Quanto à terceirização, chamou-lhe a atenção um dado do Ministério do Trabalho em 2005: oito em cada dez acidentes de trabalho eram registrados em empresas terceirizadas, e quatro em cada cinco mortes ocorriam com empregados de empresas prestadoras de serviço. Dados do Departamento Intersindical de Estatísticas e Estudos (Dieese) mostram que os riscos de um empregado terceirizado morrer de acidente de trabalho é 5,5 vezes maior que nos demais segmentos produtivos. Entre outras razões, afirmou a médica, porque a empresa se compromete a cumprir prazos pelo menor preço, e o empregado não escolhe o modo de trabalhar. “A intensificação do trabalho com longas jornadas e a imposição de condições perigosas e penosas revelam a precarização social”, assinalou.
A médica citou uma pesquisa por amostragem feita pelo Sindicato dos Bancários de São Paulo, demonstrando que a categoria, de acordo com a Previdência Social, tem mais portadores de transtornos de humor, neuróticos e dos tecidos moles do que outras. Lembrou ainda que, após o acidente ou a doença ocupacional, o trabalhador precisa de tratamento e recuperação, em geral pelo Sistema Único de Saúde, pois embora muitas categorias tenham convênios, eles não cobrem acidentes do trabalho nem doenças ocupacionais.
Dano social
Maria entende que, apesar da legislação sanitária, previdenciária e trabalhista, a dificuldade de acesso a direitos constitucionais leva a população “à descrença nas instituições protetoras do Estado e na justiça, à corrosão do tecido social à falta de esperança”. É preciso trabalhar isso, com atenção não somente para os acidentados, mas para a sociedade toda. “Temos que lutar não apenas por um papel, um documento conjunto”, afirma. “É necessário entrar num acordo para enfrentar essa situação com diretrizes, pois os acidentes são provocados socialmente, e o são pelo mercado de trabalho, pela forma como se opta por organizar o trabalho, as pessoas e os meios de produção no Brasil”.
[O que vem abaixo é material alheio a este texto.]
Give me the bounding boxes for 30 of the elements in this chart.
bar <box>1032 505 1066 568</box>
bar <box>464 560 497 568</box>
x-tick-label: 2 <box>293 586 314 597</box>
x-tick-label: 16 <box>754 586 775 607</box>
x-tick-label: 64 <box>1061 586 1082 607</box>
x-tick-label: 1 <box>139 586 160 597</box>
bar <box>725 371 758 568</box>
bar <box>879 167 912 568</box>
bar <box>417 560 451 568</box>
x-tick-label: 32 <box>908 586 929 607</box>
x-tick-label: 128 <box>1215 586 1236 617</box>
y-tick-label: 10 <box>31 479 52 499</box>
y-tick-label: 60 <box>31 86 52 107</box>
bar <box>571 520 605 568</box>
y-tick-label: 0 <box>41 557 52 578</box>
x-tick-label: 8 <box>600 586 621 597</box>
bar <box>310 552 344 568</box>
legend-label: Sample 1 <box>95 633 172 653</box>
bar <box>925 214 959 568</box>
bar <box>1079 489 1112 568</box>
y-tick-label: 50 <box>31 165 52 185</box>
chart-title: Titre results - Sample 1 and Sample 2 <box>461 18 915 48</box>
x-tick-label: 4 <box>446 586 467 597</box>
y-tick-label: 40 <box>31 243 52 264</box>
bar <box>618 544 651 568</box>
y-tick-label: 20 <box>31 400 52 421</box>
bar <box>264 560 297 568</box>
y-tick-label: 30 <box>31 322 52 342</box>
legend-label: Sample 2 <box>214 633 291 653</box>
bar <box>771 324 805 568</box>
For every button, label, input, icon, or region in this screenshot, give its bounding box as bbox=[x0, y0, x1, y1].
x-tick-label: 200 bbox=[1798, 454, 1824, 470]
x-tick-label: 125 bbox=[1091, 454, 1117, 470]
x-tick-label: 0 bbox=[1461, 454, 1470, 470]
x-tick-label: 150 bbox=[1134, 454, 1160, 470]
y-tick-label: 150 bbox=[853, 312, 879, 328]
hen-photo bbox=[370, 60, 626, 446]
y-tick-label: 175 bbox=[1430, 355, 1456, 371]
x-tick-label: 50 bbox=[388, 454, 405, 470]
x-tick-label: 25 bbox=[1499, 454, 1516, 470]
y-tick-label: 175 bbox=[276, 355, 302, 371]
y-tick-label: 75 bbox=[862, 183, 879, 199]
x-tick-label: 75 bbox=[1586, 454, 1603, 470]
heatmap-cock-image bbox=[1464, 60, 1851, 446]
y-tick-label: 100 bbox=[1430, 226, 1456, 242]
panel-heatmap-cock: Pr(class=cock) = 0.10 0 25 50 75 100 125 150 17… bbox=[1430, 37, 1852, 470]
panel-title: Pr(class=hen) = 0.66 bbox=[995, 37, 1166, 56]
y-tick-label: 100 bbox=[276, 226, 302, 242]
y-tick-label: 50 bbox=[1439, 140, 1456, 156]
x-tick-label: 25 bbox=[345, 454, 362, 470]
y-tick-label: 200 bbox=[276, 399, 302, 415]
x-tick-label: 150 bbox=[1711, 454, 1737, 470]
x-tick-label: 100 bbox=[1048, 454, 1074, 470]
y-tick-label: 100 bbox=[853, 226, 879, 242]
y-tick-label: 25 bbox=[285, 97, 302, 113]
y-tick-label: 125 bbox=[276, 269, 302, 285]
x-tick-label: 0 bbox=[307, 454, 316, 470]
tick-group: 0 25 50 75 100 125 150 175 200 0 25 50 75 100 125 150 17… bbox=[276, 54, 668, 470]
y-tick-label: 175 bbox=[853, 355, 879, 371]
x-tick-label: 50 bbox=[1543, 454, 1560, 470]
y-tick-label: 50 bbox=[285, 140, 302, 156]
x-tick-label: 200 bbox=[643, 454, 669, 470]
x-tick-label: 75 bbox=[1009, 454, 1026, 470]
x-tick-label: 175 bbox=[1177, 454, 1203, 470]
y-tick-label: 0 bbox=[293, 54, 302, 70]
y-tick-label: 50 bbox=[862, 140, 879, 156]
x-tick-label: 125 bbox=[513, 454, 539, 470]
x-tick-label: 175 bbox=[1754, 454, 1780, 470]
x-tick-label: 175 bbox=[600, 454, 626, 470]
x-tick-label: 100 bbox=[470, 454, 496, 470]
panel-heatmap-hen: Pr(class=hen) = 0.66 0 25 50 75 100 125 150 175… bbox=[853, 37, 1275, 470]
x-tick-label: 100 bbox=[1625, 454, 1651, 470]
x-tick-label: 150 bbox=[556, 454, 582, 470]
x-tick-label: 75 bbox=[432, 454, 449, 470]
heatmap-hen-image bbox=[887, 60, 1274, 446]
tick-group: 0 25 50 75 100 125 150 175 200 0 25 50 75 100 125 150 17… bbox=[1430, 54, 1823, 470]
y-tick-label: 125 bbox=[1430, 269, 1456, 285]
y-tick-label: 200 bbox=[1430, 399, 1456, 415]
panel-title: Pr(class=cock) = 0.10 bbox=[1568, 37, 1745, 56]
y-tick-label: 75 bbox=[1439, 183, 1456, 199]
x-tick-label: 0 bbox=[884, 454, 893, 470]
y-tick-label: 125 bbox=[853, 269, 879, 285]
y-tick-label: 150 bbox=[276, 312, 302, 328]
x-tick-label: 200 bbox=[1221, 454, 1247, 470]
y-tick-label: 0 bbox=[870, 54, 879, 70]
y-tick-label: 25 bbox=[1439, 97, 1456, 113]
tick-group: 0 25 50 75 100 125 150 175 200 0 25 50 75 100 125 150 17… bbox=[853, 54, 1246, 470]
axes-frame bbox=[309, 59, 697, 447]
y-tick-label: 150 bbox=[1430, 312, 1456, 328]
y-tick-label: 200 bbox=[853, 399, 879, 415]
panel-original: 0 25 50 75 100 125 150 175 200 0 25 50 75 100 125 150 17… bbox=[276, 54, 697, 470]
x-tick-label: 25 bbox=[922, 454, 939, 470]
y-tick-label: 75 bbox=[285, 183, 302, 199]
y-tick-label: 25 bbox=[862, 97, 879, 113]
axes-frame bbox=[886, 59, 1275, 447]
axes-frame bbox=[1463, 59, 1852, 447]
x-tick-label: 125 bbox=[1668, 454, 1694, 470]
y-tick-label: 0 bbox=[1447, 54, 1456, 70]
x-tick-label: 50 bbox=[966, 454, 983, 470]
O foco dessa intervenção, a seu ver, tem que ser o processo do trabalho, e não o indivíduo, que está num contexto que precisa ser mudado. E a mudança exige, segundo ela, conversa e articulação entre gestores da saúde, do trabalho, da previdência social e do meio ambiente. A médica enfatizou, porém, a existência de vários problemas. Entre eles está o fato de que o SUS e o Ministério do Trabalho têm atribuições concorrentes na fiscalização dos ambientes do trabalho, mas não se entendem, daí a necessidade de uma política que “toque nessas feridas”. Finalizando, Maria referiu-se a uma das propostas que fazem parte do Programa Nacional de Prevenção de Acidentes do Trabalho do pensamento do Tribunal: “ir atrás das escolas para ensinar que proteger o homem é tão importante como proteger as árvores, os animais, o solo, o ar, aquilo que nos dá a qualidade de vida”.